Les clients seront invités à se restaurer au cœur de l’épicerie fine au centre de laquelle sera installé un imposant comptoir circulaire délimitant deux zones à l’intérieur desquelles les repas seront servis. « La clientèle extérieure pourra également y faire ses courses, précise Nicolas Conraux. Notre gamme sera constituée de produits bretons pour répondre aux attentes de la clientèle de passage et de produits « étrangers » sourcés en France mais également au-delà (des produits japonais par exemple) pour satisfaire la clientèle locale très présente dans l’établissement. »

Venues d’ailleurs – Si l’épicerie fine italienne est particulièrement bien représentée sur l’ensemble du territoire, on ne peut pas en dire autant pour tous les pays.
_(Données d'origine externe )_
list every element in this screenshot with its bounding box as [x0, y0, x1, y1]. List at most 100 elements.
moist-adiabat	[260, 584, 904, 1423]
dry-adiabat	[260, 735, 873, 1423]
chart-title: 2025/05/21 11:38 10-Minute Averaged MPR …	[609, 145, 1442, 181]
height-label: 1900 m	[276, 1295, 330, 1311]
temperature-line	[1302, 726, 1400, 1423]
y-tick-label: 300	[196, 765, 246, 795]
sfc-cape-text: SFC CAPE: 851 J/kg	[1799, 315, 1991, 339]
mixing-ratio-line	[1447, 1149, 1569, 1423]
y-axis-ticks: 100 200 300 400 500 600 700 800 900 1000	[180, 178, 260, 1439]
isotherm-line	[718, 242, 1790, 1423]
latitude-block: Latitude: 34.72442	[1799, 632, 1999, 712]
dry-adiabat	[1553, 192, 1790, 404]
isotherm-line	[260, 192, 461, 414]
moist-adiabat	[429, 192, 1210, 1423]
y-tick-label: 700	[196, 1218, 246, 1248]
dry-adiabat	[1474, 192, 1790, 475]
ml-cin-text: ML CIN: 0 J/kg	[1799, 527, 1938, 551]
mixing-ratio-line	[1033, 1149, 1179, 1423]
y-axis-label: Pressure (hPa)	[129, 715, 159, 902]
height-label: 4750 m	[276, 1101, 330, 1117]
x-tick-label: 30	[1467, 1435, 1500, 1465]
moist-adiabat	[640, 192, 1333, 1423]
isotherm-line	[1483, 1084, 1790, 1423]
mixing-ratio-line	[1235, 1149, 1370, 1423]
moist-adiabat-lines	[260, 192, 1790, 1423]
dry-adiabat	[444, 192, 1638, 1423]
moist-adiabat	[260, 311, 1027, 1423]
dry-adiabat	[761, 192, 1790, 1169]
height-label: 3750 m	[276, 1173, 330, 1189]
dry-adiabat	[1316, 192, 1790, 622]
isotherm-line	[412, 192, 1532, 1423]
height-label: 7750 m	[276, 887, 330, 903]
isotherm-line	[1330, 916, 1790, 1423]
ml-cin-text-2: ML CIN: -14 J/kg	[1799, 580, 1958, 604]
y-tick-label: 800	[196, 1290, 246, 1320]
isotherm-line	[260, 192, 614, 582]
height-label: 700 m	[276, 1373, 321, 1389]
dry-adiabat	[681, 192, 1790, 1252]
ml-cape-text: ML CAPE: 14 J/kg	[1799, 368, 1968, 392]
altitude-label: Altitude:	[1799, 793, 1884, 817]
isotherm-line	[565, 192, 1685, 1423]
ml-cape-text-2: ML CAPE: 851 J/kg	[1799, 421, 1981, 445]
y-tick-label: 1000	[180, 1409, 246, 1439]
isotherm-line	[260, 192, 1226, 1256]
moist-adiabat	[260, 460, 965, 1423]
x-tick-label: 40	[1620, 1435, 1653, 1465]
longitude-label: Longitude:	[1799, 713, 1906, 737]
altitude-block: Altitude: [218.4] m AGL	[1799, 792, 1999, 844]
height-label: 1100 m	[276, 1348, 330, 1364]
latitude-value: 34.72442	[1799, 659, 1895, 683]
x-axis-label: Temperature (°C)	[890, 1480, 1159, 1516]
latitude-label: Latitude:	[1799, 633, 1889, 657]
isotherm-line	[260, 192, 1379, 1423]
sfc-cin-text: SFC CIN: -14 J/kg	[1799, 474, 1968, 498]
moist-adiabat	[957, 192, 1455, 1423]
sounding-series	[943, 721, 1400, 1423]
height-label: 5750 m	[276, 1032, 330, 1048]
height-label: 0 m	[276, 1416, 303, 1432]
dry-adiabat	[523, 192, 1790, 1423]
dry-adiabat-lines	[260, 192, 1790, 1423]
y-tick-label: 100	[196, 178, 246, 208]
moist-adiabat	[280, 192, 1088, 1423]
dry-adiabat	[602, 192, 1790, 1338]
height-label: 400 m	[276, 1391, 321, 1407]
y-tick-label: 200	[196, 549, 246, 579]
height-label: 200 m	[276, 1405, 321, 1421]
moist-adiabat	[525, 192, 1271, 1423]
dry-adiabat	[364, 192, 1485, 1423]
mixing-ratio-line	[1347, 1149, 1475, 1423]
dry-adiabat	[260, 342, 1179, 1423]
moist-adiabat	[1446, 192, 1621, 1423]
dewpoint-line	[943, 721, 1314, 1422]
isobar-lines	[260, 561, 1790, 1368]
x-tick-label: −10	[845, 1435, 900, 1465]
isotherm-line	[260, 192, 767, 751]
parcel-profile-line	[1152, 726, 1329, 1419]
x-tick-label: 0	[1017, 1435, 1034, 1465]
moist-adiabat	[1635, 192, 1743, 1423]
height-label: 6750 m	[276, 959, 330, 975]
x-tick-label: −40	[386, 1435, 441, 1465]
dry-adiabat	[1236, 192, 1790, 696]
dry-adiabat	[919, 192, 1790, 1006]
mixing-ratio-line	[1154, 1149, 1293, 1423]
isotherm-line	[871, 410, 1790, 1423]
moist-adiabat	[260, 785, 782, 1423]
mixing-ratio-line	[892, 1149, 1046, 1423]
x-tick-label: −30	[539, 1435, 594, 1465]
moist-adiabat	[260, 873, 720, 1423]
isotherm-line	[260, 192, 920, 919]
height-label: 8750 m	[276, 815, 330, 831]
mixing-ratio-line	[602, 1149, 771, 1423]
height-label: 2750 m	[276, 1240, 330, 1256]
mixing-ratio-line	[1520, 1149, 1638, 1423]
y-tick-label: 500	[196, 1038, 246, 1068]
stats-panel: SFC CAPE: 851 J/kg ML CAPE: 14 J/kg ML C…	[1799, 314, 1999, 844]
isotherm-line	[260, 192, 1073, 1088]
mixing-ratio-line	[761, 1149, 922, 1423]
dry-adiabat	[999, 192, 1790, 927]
Et pourtant, au fil des créations, c’est une tendance qui tend à s’affirmer, davantage dans les grandes métropoles où le brassage des populations favorise les besoins de découvertes. Nous vous avions déjà présenté dans nos pages, différents concepts comme Dar Babouya qui, à Paris (rue de Charenton dans le 12e) s’est spécialisé dans les beaux produits d’Afrique du Nord : alimentation et arts de la table, mais il y en a beaucoup d’autres. Citons « Miam In Belgium » au Cap d’Agde, Workshop Isse pour le Japon et Affären pour la Suède à Paris et nombre d’épiceries russes entre Nice et Cannes, plus ou moins fines il est vrai !

La dernière ambassade gourmande et raffinée à avoir ouvert ses portes à Paris (La Caravelle des Saveurs) est dédiée au meilleur du Portugal. Située rue du Faubourg-Saint-Martin (10e), on y trouve d’excellents produits avec notamment une impressionnante sélection de boîtes de sardines aux couleurs attrayantes, de l’huile d’olive vierge-extra bio et divers produits sélectionnés avec goût. L’adresse dispose enfin d’une table qui permet de se restaurer d’une tartine ou d’un sandwich… Encore un clin d’œil à la petite restauration qui décidément, semble être l’une des tendances fortes de l’épicerie fine en cette rentrée 2015.